22In his Fifth Objection, Hobbes argues that Christians are forbidden from making graven images because ‘otherwise we might think that we were conceiving of him who is incapable of being conceived’ (AT VII.180; CSM II.127). Regarding this passage, Martinich (The Two Gods of the Leviathan, 54) appeals to Leviathan 11 (EW III.92–93) to argue that ‘[t]he clear thrust of this passage [from Leviathan] is that people can conceive of God even if they have no sense experience of him’. However, Martinich's claim results from a failure to see that Hobbes uses conceive in two distinct ways: first, to discuss the process of forming conceptions, and second, to refer to the process of analysing and synthesizing in order to learn about a thing's nature or whether it exists (for examples of the first usage, see EL I.8, EL III.4, OL I.3–4, and OL I.21; for examples of the second usage, see EL XI.2, OL I.9, and OL I.68). For Hobbes, we can conceive only that there is a God – the second sense of conceive – when we look at the world around us and conceive that there is a cause of all that is.

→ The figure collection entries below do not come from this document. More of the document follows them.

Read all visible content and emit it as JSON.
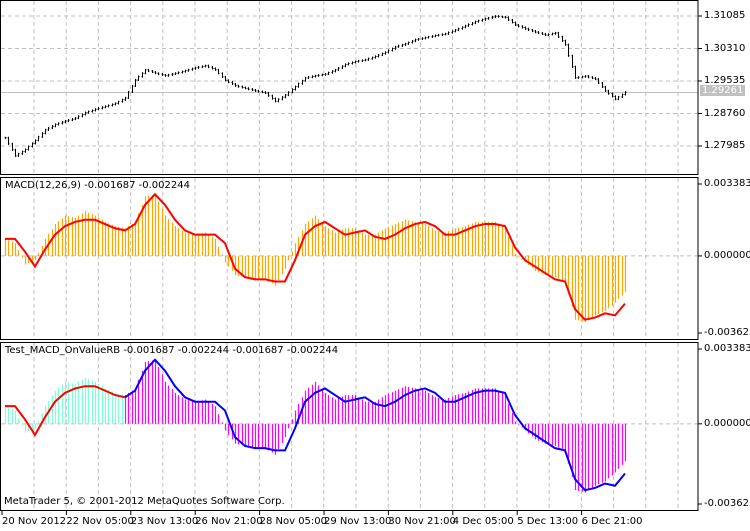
{
  "window": {
    "copyright": "MetaTrader 5, © 2001-2012 MetaQuotes Software Corp."
  },
  "colors": {
    "price_bars": "#000000",
    "grid": "#c0c0c0",
    "hist1": "#ffa500",
    "signal1": "#ff0000",
    "hist3_a": "#7fffd4",
    "hist3_b": "#ff00ff",
    "line3_a": "#ff0000",
    "line3_b": "#0000ff",
    "current_price_bg": "#c0c0c0"
  },
  "chart_data": [
    {
      "type": "bar",
      "subtype": "ohlc-bars",
      "price_axis": {
        "ticks": [
          "1.31085",
          "1.30310",
          "1.29535",
          "1.28760",
          "1.27985"
        ],
        "tick_values": [
          1.31085,
          1.3031,
          1.29535,
          1.2876,
          1.27985
        ],
        "current_price": "1.29261"
      },
      "time_axis": {
        "ticks": [
          "20 Nov 2012",
          "22 Nov 05:00",
          "23 Nov 13:00",
          "26 Nov 21:00",
          "28 Nov 05:00",
          "29 Nov 13:00",
          "30 Nov 21:00",
          "4 Dec 05:00",
          "5 Dec 13:00",
          "6 Dec 21:00"
        ]
      },
      "grid": true,
      "close": [
        1.2818,
        1.2775,
        1.279,
        1.2812,
        1.2837,
        1.285,
        1.2858,
        1.2865,
        1.2878,
        1.2886,
        1.2893,
        1.29,
        1.2913,
        1.2956,
        1.298,
        1.2972,
        1.2966,
        1.2972,
        1.2978,
        1.2985,
        1.299,
        1.298,
        1.2955,
        1.2942,
        1.2936,
        1.293,
        1.2925,
        1.2905,
        1.292,
        1.294,
        1.2961,
        1.2966,
        1.297,
        1.298,
        1.2993,
        1.3,
        1.3004,
        1.3012,
        1.3022,
        1.3035,
        1.3042,
        1.3052,
        1.3057,
        1.3062,
        1.3066,
        1.3075,
        1.3085,
        1.3095,
        1.3102,
        1.3108,
        1.3105,
        1.3087,
        1.3078,
        1.307,
        1.3063,
        1.3068,
        1.304,
        1.2961,
        1.2965,
        1.2958,
        1.293,
        1.291,
        1.2927
      ]
    },
    {
      "type": "bar",
      "title": "MACD(12,26,9) -0.001687 -0.002244",
      "yaxis": {
        "ticks": [
          "0.003383",
          "0.000000",
          "-0.003625"
        ],
        "ylim": [
          -0.003625,
          0.003383
        ]
      },
      "histogram": [
        0.0008,
        0.0006,
        -0.0004,
        -0.0002,
        0.0008,
        0.0015,
        0.0019,
        0.0018,
        0.0021,
        0.0019,
        0.0016,
        0.0014,
        0.0013,
        0.0016,
        0.0028,
        0.0029,
        0.0019,
        0.0014,
        0.0011,
        0.001,
        0.0011,
        0.0008,
        -0.0003,
        -0.0009,
        -0.001,
        -0.0011,
        -0.0011,
        -0.0014,
        -0.0006,
        0.0006,
        0.0015,
        0.0019,
        0.0014,
        0.0011,
        0.0013,
        0.0013,
        0.001,
        0.001,
        0.0013,
        0.0015,
        0.0017,
        0.0016,
        0.0015,
        0.0012,
        0.0011,
        0.0013,
        0.0014,
        0.0016,
        0.0016,
        0.0016,
        0.0013,
        0.0001,
        -0.0003,
        -0.0007,
        -0.0009,
        -0.001,
        -0.0012,
        -0.003,
        -0.0031,
        -0.0028,
        -0.0026,
        -0.0022,
        -0.001687
      ],
      "signal": [
        0.0008,
        0.0008,
        0.0002,
        -0.0005,
        0.0003,
        0.001,
        0.0014,
        0.0016,
        0.0017,
        0.0017,
        0.0015,
        0.0013,
        0.0012,
        0.0015,
        0.0024,
        0.0029,
        0.0024,
        0.0017,
        0.0012,
        0.001,
        0.001,
        0.001,
        0.0006,
        -0.0006,
        -0.001,
        -0.0011,
        -0.0011,
        -0.0012,
        -0.0012,
        -0.0002,
        0.001,
        0.0014,
        0.0016,
        0.0013,
        0.001,
        0.0011,
        0.0012,
        0.0009,
        0.0008,
        0.001,
        0.0013,
        0.0015,
        0.0016,
        0.0014,
        0.001,
        0.001,
        0.0012,
        0.0014,
        0.0015,
        0.0015,
        0.0014,
        0.0004,
        -0.0002,
        -0.0005,
        -0.0008,
        -0.0011,
        -0.0012,
        -0.0025,
        -0.003,
        -0.0029,
        -0.0027,
        -0.0028,
        -0.002244
      ]
    },
    {
      "type": "bar",
      "title": "Test_MACD_OnValueRB -0.001687 -0.002244 -0.001687 -0.002244",
      "yaxis": {
        "ticks": [
          "0.003383",
          "0.000000",
          "-0.003625"
        ],
        "ylim": [
          -0.003625,
          0.003383
        ]
      },
      "color_change_index": 12,
      "same_data_as": "MACD"
    }
  ]
}
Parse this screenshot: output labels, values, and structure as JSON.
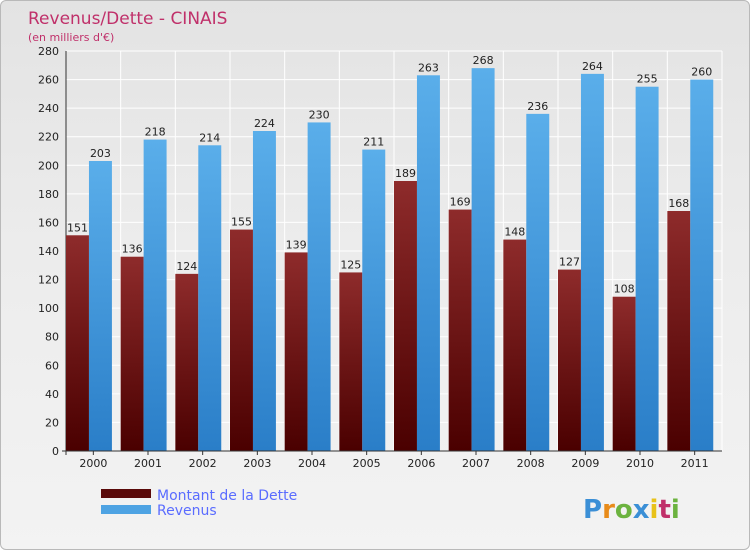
{
  "chart_data": {
    "type": "bar",
    "title": "Revenus/Dette - CINAIS",
    "subtitle": "(en milliers d'€)",
    "categories": [
      "2000",
      "2001",
      "2002",
      "2003",
      "2004",
      "2005",
      "2006",
      "2007",
      "2008",
      "2009",
      "2010",
      "2011"
    ],
    "series": [
      {
        "name": "Montant de la Dette",
        "values": [
          151,
          136,
          124,
          155,
          139,
          125,
          189,
          169,
          148,
          127,
          108,
          168
        ],
        "color": "#7a1f1f"
      },
      {
        "name": "Revenus",
        "values": [
          203,
          218,
          214,
          224,
          230,
          211,
          263,
          268,
          236,
          264,
          255,
          260
        ],
        "color": "#4ea3e3"
      }
    ],
    "ylim": [
      0,
      280
    ],
    "yticks": [
      0,
      20,
      40,
      60,
      80,
      100,
      120,
      140,
      160,
      180,
      200,
      220,
      240,
      260,
      280
    ],
    "grid": true,
    "legend_position": "bottom-left"
  },
  "colors": {
    "title": "#c0306a",
    "legend_text": "#5a6cff",
    "axis_text": "#222222"
  },
  "logo": "Proxiti"
}
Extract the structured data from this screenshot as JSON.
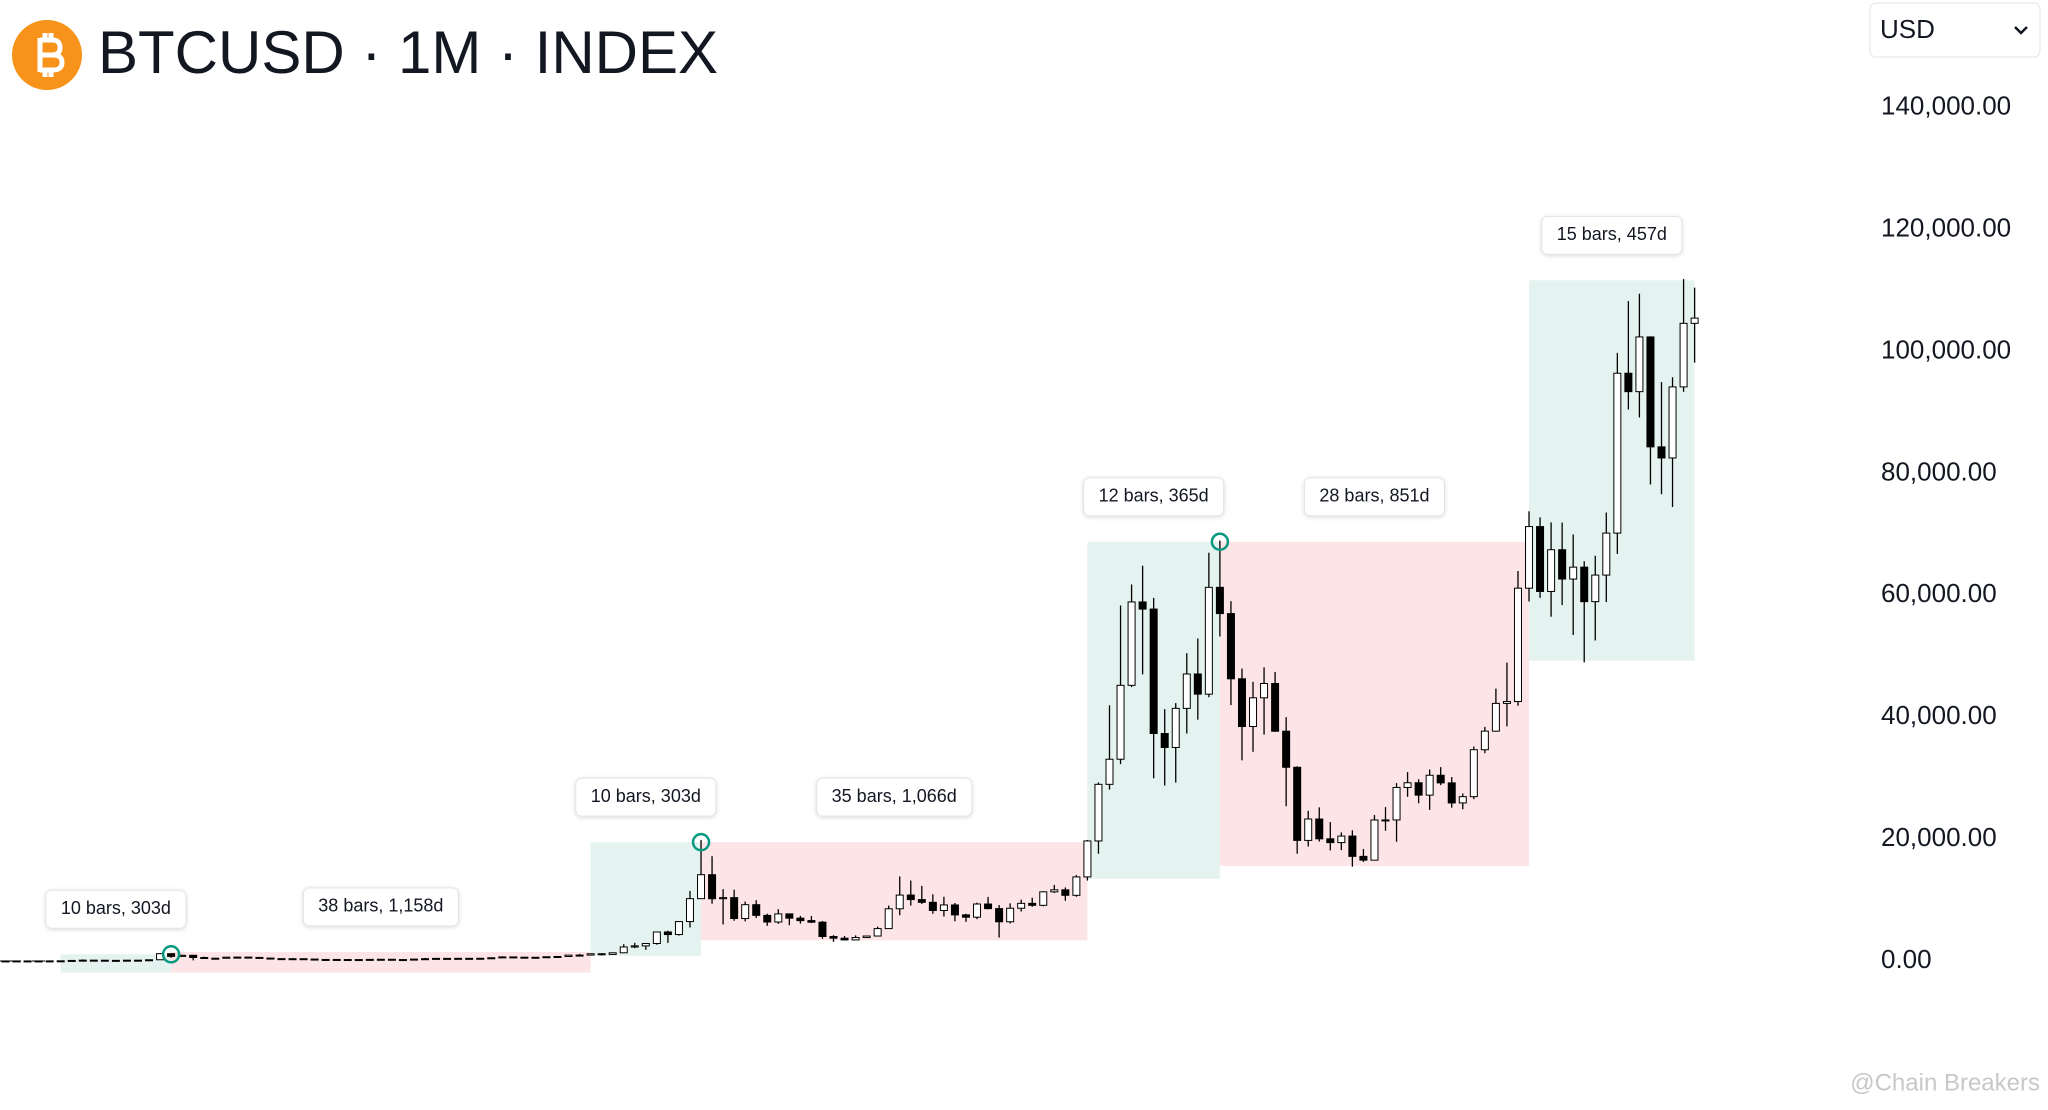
{
  "chart_data": {
    "type": "candlestick",
    "title": "BTCUSD · 1M · INDEX",
    "currency": "USD",
    "watermark": "@Chain Breakers",
    "ylim": [
      -24450,
      157700
    ],
    "yticks": [
      {
        "value": 0,
        "label": "0.00"
      },
      {
        "value": 20000,
        "label": "20,000.00"
      },
      {
        "value": 40000,
        "label": "40,000.00"
      },
      {
        "value": 60000,
        "label": "60,000.00"
      },
      {
        "value": 80000,
        "label": "80,000.00"
      },
      {
        "value": 100000,
        "label": "100,000.00"
      },
      {
        "value": 120000,
        "label": "120,000.00"
      },
      {
        "value": 140000,
        "label": "140,000.00"
      }
    ],
    "colors": {
      "up": "#ffffff",
      "down": "#000000",
      "wick": "#000000",
      "gain": "#e4f3ef",
      "loss": "#fde4e6",
      "marker": "#089981"
    },
    "candles": [
      [
        10.2,
        12.9,
        10.2,
        12.4
      ],
      [
        12.4,
        12.6,
        10.7,
        11.2
      ],
      [
        11.2,
        12.6,
        10.5,
        12.6
      ],
      [
        12.6,
        13.6,
        12.6,
        13.5
      ],
      [
        13.5,
        20.4,
        13.2,
        20
      ],
      [
        20,
        33.4,
        19.1,
        33
      ],
      [
        33,
        95,
        33,
        93
      ],
      [
        93,
        266,
        50,
        139
      ],
      [
        139,
        140,
        97,
        129
      ],
      [
        129,
        129,
        88,
        97
      ],
      [
        97,
        111,
        65,
        106
      ],
      [
        106,
        135,
        101,
        135
      ],
      [
        135,
        146,
        107,
        133
      ],
      [
        133,
        215,
        99,
        204
      ],
      [
        204,
        1242,
        198,
        1205
      ],
      [
        1205,
        1238,
        522,
        757
      ],
      [
        757,
        1022,
        737,
        938
      ],
      [
        938,
        960,
        102,
        573
      ],
      [
        573,
        722,
        425,
        457
      ],
      [
        457,
        536,
        340,
        448
      ],
      [
        448,
        638,
        436,
        630
      ],
      [
        630,
        680,
        553,
        640
      ],
      [
        640,
        650,
        560,
        589
      ],
      [
        589,
        600,
        440,
        481
      ],
      [
        481,
        504,
        365,
        389
      ],
      [
        389,
        420,
        275,
        338
      ],
      [
        338,
        460,
        313,
        378
      ],
      [
        378,
        384,
        299,
        320
      ],
      [
        320,
        320,
        152,
        217
      ],
      [
        217,
        266,
        210,
        254
      ],
      [
        254,
        300,
        235,
        244
      ],
      [
        244,
        261,
        214,
        236
      ],
      [
        236,
        249,
        225,
        230
      ],
      [
        230,
        267,
        220,
        264
      ],
      [
        264,
        318,
        253,
        285
      ],
      [
        285,
        285,
        199,
        230
      ],
      [
        230,
        247,
        226,
        236
      ],
      [
        236,
        334,
        235,
        314
      ],
      [
        314,
        503,
        297,
        377
      ],
      [
        377,
        470,
        350,
        430
      ],
      [
        430,
        462,
        350,
        368
      ],
      [
        368,
        445,
        366,
        437
      ],
      [
        437,
        439,
        395,
        416
      ],
      [
        416,
        462,
        412,
        448
      ],
      [
        448,
        546,
        441,
        531
      ],
      [
        531,
        780,
        522,
        673
      ],
      [
        673,
        705,
        460,
        624
      ],
      [
        624,
        625,
        530,
        575
      ],
      [
        575,
        625,
        568,
        609
      ],
      [
        609,
        718,
        603,
        700
      ],
      [
        700,
        753,
        674,
        742
      ],
      [
        742,
        975,
        740,
        964
      ],
      [
        964,
        1156,
        754,
        970
      ],
      [
        970,
        1211,
        920,
        1190
      ],
      [
        1190,
        1280,
        890,
        1080
      ],
      [
        1080,
        1350,
        1050,
        1348
      ],
      [
        1348,
        2760,
        1340,
        2300
      ],
      [
        2300,
        2980,
        2110,
        2480
      ],
      [
        2480,
        2920,
        1830,
        2875
      ],
      [
        2875,
        4770,
        2680,
        4765
      ],
      [
        4765,
        4975,
        2970,
        4340
      ],
      [
        4340,
        6470,
        4170,
        6470
      ],
      [
        6470,
        11500,
        5500,
        10230
      ],
      [
        10230,
        19870,
        10230,
        14160
      ],
      [
        14160,
        17200,
        9400,
        10220
      ],
      [
        10220,
        11800,
        6000,
        10400
      ],
      [
        10400,
        11700,
        6600,
        6970
      ],
      [
        6970,
        9760,
        6500,
        9240
      ],
      [
        9240,
        9990,
        7070,
        7490
      ],
      [
        7490,
        7760,
        5780,
        6400
      ],
      [
        6400,
        8500,
        6110,
        7730
      ],
      [
        7730,
        7760,
        5880,
        7030
      ],
      [
        7030,
        7410,
        6130,
        6630
      ],
      [
        6630,
        7390,
        6220,
        6370
      ],
      [
        6370,
        6570,
        3650,
        4020
      ],
      [
        4020,
        4240,
        3150,
        3740
      ],
      [
        3740,
        4110,
        3390,
        3460
      ],
      [
        3460,
        4200,
        3390,
        3850
      ],
      [
        3850,
        4130,
        3780,
        4100
      ],
      [
        4100,
        5640,
        4090,
        5320
      ],
      [
        5320,
        9090,
        5310,
        8570
      ],
      [
        8570,
        13880,
        7510,
        10820
      ],
      [
        10820,
        13200,
        9100,
        10080
      ],
      [
        10080,
        12330,
        9350,
        9630
      ],
      [
        9630,
        10950,
        7750,
        8290
      ],
      [
        8290,
        10540,
        7300,
        9200
      ],
      [
        9200,
        9520,
        6520,
        7570
      ],
      [
        7570,
        7750,
        6430,
        7190
      ],
      [
        7190,
        9580,
        6870,
        9350
      ],
      [
        9350,
        10520,
        8470,
        8600
      ],
      [
        8600,
        9190,
        3850,
        6440
      ],
      [
        6440,
        9460,
        6150,
        8660
      ],
      [
        8660,
        10070,
        8120,
        9460
      ],
      [
        9460,
        10390,
        8900,
        9140
      ],
      [
        9140,
        11460,
        8980,
        11350
      ],
      [
        11350,
        12480,
        11140,
        11680
      ],
      [
        11680,
        12070,
        9880,
        10780
      ],
      [
        10780,
        14100,
        10550,
        13800
      ],
      [
        13800,
        19860,
        13200,
        19700
      ],
      [
        19700,
        29300,
        17600,
        28990
      ],
      [
        28990,
        41950,
        28130,
        33110
      ],
      [
        33110,
        58330,
        32300,
        45240
      ],
      [
        45240,
        61790,
        44950,
        58920
      ],
      [
        58920,
        64860,
        47040,
        57750
      ],
      [
        57750,
        59580,
        30000,
        37330
      ],
      [
        37330,
        41330,
        28800,
        35040
      ],
      [
        35040,
        42320,
        29280,
        41460
      ],
      [
        41460,
        50510,
        37330,
        47100
      ],
      [
        47100,
        52920,
        39600,
        43790
      ],
      [
        43790,
        67000,
        43290,
        61320
      ],
      [
        61320,
        69000,
        53250,
        57010
      ],
      [
        57010,
        59050,
        42000,
        46310
      ],
      [
        46310,
        47990,
        32930,
        38480
      ],
      [
        38480,
        45820,
        34320,
        43190
      ],
      [
        43190,
        48190,
        37160,
        45540
      ],
      [
        45540,
        47440,
        37580,
        37710
      ],
      [
        37710,
        40020,
        25400,
        31790
      ],
      [
        31790,
        31950,
        17600,
        19790
      ],
      [
        19790,
        24650,
        18780,
        23300
      ],
      [
        23300,
        25210,
        19600,
        20050
      ],
      [
        20050,
        22800,
        18150,
        19430
      ],
      [
        19430,
        21100,
        18200,
        20500
      ],
      [
        20500,
        21450,
        15480,
        17170
      ],
      [
        17170,
        18390,
        16270,
        16550
      ],
      [
        16550,
        23950,
        16500,
        23140
      ],
      [
        23140,
        25250,
        21370,
        23150
      ],
      [
        23150,
        29190,
        19570,
        28480
      ],
      [
        28480,
        31000,
        26940,
        29250
      ],
      [
        29250,
        29820,
        25880,
        27220
      ],
      [
        27220,
        31430,
        24800,
        30480
      ],
      [
        30480,
        31820,
        28860,
        29230
      ],
      [
        29230,
        30190,
        25160,
        25940
      ],
      [
        25940,
        27490,
        24900,
        26970
      ],
      [
        26970,
        35200,
        26560,
        34670
      ],
      [
        34670,
        38420,
        34100,
        37720
      ],
      [
        37720,
        44700,
        37630,
        42270
      ],
      [
        42270,
        48970,
        38500,
        42580
      ],
      [
        42580,
        64000,
        41880,
        61180
      ],
      [
        61180,
        73800,
        59000,
        71290
      ],
      [
        71290,
        72800,
        59600,
        60640
      ],
      [
        60640,
        71980,
        56500,
        67490
      ],
      [
        67490,
        71950,
        58400,
        62680
      ],
      [
        62680,
        70000,
        53500,
        64630
      ],
      [
        64630,
        65600,
        49000,
        58970
      ],
      [
        58970,
        66500,
        52600,
        63330
      ],
      [
        63330,
        73600,
        58900,
        70220
      ],
      [
        70220,
        99800,
        66800,
        96450
      ],
      [
        96450,
        108300,
        90500,
        93430
      ],
      [
        93430,
        109500,
        89200,
        102410
      ],
      [
        102410,
        102500,
        78200,
        84370
      ],
      [
        84370,
        95000,
        76600,
        82550
      ],
      [
        82550,
        95800,
        74500,
        94210
      ],
      [
        94210,
        111900,
        93400,
        104640
      ],
      [
        104640,
        110500,
        98200,
        105500
      ]
    ],
    "annotations": [
      {
        "label": "10 bars, 303d",
        "kind": "gain",
        "from": 5,
        "to": 15,
        "low": -1900,
        "high": 1100,
        "marker": true
      },
      {
        "label": "38 bars, 1,158d",
        "kind": "loss",
        "from": 15,
        "to": 53,
        "low": -1900,
        "high": 1500,
        "marker": false
      },
      {
        "label": "10 bars, 303d",
        "kind": "gain",
        "from": 53,
        "to": 63,
        "low": 860,
        "high": 19500,
        "marker": true
      },
      {
        "label": "35 bars, 1,066d",
        "kind": "loss",
        "from": 63,
        "to": 98,
        "low": 3400,
        "high": 19500,
        "marker": false
      },
      {
        "label": "12 bars, 365d",
        "kind": "gain",
        "from": 98,
        "to": 110,
        "low": 13500,
        "high": 68800,
        "marker": true
      },
      {
        "label": "28 bars, 851d",
        "kind": "loss",
        "from": 110,
        "to": 138,
        "low": 15600,
        "high": 68800,
        "marker": false
      },
      {
        "label": "15 bars, 457d",
        "kind": "gain",
        "from": 138,
        "to": 153,
        "low": 49300,
        "high": 111700,
        "marker": false
      }
    ]
  }
}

Duncan highlights that even though Hobbes does not think that we can have an idea of God, Hobbes is nevertheless committed to the existence of immaterial beings, such as angels, in his Objections to the Meditations (The English Works of Thomas Hobbes, 444).

23In Anti-White, the imaginability restriction allows Hobbes to radically redefine being (ens) as ‘everything that has space, or which can be measured as to length, breadth and depth’ (Hobbes, Thomas White's De Mundo Examined, 311), so that ens and ‘body’ become synonymous.

24Hobbes provides a third example in De corpore 6.3 (OL I.60) that I do not discuss.

25Hobbes claims this in Elements of Law: ‘Seeing there be many conceptions of one and the same thing, and for every several conception we give it a several name’ (EL V.5).

26See De corpore 6.4 (OL I.61). Hobbes uses cognoscere to describe apprehension of simplest conceptions and contrasts it with scire to describe knowledge of the ‘causes of things’ acquired by analysis and synthesis. The Molesworth translation (EW I.68) and the most recent translation of Part I of De corpore (Hobbes, Computatio sive Logica, 292–3) obscure this distinction between cognoscere and scire by translating both as ‘know/known’.